Arts & Culture » Theater

Sun shines with spectacular acting

by Jim Gladstone

Award-winning writer-performer Nilaja Sun in the West Coast premiere of "Pike St." at Berkeley Rep. Photo: Teresa Castracane
Award-winning writer-performer Nilaja Sun in the West Coast premiere of "Pike St." at Berkeley Rep. Photo: Teresa Castracane  

Like the Cirque that shares her surname, Nilaja Sun dazzles audiences with jawdropping skills while demonstrating considerably less knack for conveying a storyline. Sun plays four men and five women in her fast-paced, always entertaining solo show "Pike St.," now at the Berkeley Rep. Her characters converge in and around the Lower East Side tenement apartment called home by three generations of the Vega family.

At the center of this clan is Evelyn, the effortfully upbeat single mother of a seriously disabled teenage daughter, Candi. Evelyn's libidinous widowed father, referred to only as Papi, lives here, too. And her brother, Manny, an enlisted soldier, returns home from Afghanistan on the day the play is set. The spiritual essence of the family's late matriarch is also conjured in opening and closing moments.

Sun swiftly etches her characters, using powerful physical and verbal shorthand to make each of them indelibly distinct. Plainspoken Evelyn holds her head high. Candi has twisted limbs and a slack jaw. Papi is stoop-shouldered and broad-stanced, with a protruding lower lip and a thick Puerto Rican accent, frequently used to deliver racy wisecracks. Manny speaks minimally, holding himself at constant attention to tamp down the rage and disorientation of PTSD.

Beyond the family, Sun gives us Manny's squinty, skulking hoodrat pal Ty; Papi's money-hungry ladyfriend Migdalia; a Yemeni bodega owner; and gabby downstairs neighbor Mrs. Applebaum, whose osteoporotic gait and Yiddish inflection, while undeniably funny, are also unquestionably stereotypical. Like Papi's horny old goat shtick, Mrs. Applebaum's dialogue finds Sun leaning hard on ethnic caricature.

That's an almost inevitable pitfall of Sun's hyper-kinetic performance style. She's not doing a series of monologues here — two, three, even four characters at a time engage in often rapid-fire dialogue. And even her minor roles must be instantly recognizable. Imagine each character as a television station with Sun pressing her thumb down on the channel-changer: the transitions come impressively fast, but along with PBS, HBO, Telemundo and BET, the Cartoon Network gets its moments. Oy!

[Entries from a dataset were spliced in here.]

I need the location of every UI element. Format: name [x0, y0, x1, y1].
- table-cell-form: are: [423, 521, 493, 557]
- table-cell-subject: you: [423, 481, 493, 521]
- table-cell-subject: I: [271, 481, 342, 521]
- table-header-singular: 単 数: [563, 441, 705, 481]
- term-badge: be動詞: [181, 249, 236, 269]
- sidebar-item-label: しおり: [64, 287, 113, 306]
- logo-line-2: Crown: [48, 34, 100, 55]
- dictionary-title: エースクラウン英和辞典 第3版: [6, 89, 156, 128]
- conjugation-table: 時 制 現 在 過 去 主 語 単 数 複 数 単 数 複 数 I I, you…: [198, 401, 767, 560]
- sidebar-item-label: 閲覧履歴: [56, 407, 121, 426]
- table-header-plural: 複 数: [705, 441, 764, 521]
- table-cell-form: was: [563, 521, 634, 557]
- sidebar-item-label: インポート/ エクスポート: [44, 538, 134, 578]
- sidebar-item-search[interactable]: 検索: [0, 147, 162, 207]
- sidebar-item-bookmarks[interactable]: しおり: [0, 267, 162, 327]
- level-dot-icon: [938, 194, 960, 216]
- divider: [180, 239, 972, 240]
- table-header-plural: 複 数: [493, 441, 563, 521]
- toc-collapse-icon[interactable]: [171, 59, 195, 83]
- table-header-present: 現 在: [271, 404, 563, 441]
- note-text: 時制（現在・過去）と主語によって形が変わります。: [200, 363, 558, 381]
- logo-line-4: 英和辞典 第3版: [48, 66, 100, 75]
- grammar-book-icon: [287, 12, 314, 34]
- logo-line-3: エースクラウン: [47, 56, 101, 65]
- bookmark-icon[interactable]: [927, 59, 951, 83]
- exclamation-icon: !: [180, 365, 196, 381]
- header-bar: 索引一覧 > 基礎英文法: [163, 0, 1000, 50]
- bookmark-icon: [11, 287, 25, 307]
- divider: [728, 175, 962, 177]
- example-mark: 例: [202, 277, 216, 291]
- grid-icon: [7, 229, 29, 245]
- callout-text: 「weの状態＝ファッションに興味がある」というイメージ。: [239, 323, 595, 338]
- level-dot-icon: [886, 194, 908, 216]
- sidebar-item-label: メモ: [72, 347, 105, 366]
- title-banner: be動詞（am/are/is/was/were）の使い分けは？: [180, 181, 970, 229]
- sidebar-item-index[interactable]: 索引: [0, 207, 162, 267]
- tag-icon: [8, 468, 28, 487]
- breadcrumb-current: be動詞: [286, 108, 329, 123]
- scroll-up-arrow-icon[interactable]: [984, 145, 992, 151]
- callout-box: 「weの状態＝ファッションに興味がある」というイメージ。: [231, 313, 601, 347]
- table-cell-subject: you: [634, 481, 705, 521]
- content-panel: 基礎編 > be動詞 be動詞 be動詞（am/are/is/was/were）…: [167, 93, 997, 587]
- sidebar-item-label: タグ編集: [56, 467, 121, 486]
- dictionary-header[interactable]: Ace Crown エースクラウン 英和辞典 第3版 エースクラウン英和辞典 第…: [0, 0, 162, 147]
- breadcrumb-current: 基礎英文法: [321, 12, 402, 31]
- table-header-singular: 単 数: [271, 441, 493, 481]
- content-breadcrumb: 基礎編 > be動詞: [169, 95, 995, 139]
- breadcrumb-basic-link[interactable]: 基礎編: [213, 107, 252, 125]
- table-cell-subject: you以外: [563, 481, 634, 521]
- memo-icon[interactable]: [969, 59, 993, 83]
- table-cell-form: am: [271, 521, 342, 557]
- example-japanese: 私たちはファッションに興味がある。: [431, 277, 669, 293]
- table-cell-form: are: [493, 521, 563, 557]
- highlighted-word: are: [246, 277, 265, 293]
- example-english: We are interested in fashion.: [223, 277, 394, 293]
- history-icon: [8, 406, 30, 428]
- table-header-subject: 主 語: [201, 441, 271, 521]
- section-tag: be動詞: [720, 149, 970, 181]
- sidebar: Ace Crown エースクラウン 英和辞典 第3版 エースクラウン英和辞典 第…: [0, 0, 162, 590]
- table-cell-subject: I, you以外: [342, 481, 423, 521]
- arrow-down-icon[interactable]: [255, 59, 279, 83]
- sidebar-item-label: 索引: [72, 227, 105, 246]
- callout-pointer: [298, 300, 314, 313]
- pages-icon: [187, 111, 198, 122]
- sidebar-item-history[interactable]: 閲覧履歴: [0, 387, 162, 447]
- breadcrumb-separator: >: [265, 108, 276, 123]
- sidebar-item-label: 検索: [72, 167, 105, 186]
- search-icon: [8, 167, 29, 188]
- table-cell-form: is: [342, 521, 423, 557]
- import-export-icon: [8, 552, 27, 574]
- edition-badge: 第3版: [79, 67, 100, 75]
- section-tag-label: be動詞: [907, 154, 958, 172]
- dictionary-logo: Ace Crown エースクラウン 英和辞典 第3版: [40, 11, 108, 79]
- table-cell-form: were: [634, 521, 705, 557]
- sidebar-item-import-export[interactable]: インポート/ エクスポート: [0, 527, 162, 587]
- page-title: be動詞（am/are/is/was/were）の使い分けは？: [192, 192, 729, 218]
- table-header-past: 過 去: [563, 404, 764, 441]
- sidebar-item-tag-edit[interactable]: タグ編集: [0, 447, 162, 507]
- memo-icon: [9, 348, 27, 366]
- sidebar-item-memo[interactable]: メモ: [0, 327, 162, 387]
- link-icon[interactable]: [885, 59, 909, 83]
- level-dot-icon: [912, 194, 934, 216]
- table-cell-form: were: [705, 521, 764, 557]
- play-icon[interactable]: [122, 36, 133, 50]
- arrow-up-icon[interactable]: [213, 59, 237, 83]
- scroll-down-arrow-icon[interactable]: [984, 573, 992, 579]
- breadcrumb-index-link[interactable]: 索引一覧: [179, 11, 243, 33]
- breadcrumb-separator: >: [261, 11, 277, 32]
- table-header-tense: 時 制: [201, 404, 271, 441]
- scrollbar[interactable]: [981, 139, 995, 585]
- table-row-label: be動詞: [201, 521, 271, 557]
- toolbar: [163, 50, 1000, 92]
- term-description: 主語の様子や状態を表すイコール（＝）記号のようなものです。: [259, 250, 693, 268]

Sun's transitions and the show's occasional changes in locale are elegantly supported by director Ron Russell's space-carving sound design and Tyler Micoleau's lighting, which subtly cues each character shift. But as dazzling as Sun's transformations are — and they're dazzling enough to make "Pike St." well worth seeing — the show's writing and conceptual constructs detract from its strengths. In choosing to juggle so many characters throughout an 80-minute show, Sun gives herself little choice but to portray some more sketchily than others. Depth sometimes takes a backseat to flash, with some genuinely touching moments that deserve room to breathe abruptly shifting to more jokey material.

One wonders how much more emotionally resonant "Pike St." might be if Sun reduced her character palette to the members of the Vega family, allowing their impact on one another's lives to become clearer and more nuanced. We get plenty of recognizable tics, but not enough sense of what makes each character tick.

The link between overpopulation and underwriting is most sharply underscored in Sun's efforts to provide audiences with not only a portrait gallery, but also a multi-tentacled plot. The action of "Pike St." takes place on a day when not only is Manny returning from Afghanistan, but New York is bracing for the onslaught of a major hurricane. The storm poses particular danger to Candi, who is dependent on electric power to run her respirator and dialysis machine. Oh, and Manny needs to be told that the business he planned to run, his late mother's botanica, has been shuttered and sold during his final tour of duty.

That's enough literal sturm, family drang and dashed American dream for a lengthy two-act evening, but after being touched upon in the opening scenes of "Pike St.," they're essentially set aside for the mesmerizing spectacle of Sun's characterization skills. When these big themes swoop back in minutes before show's end, they serve more as distraction than denouement. It's like an August Wilson drama butting into "Tracey Ullman's Show."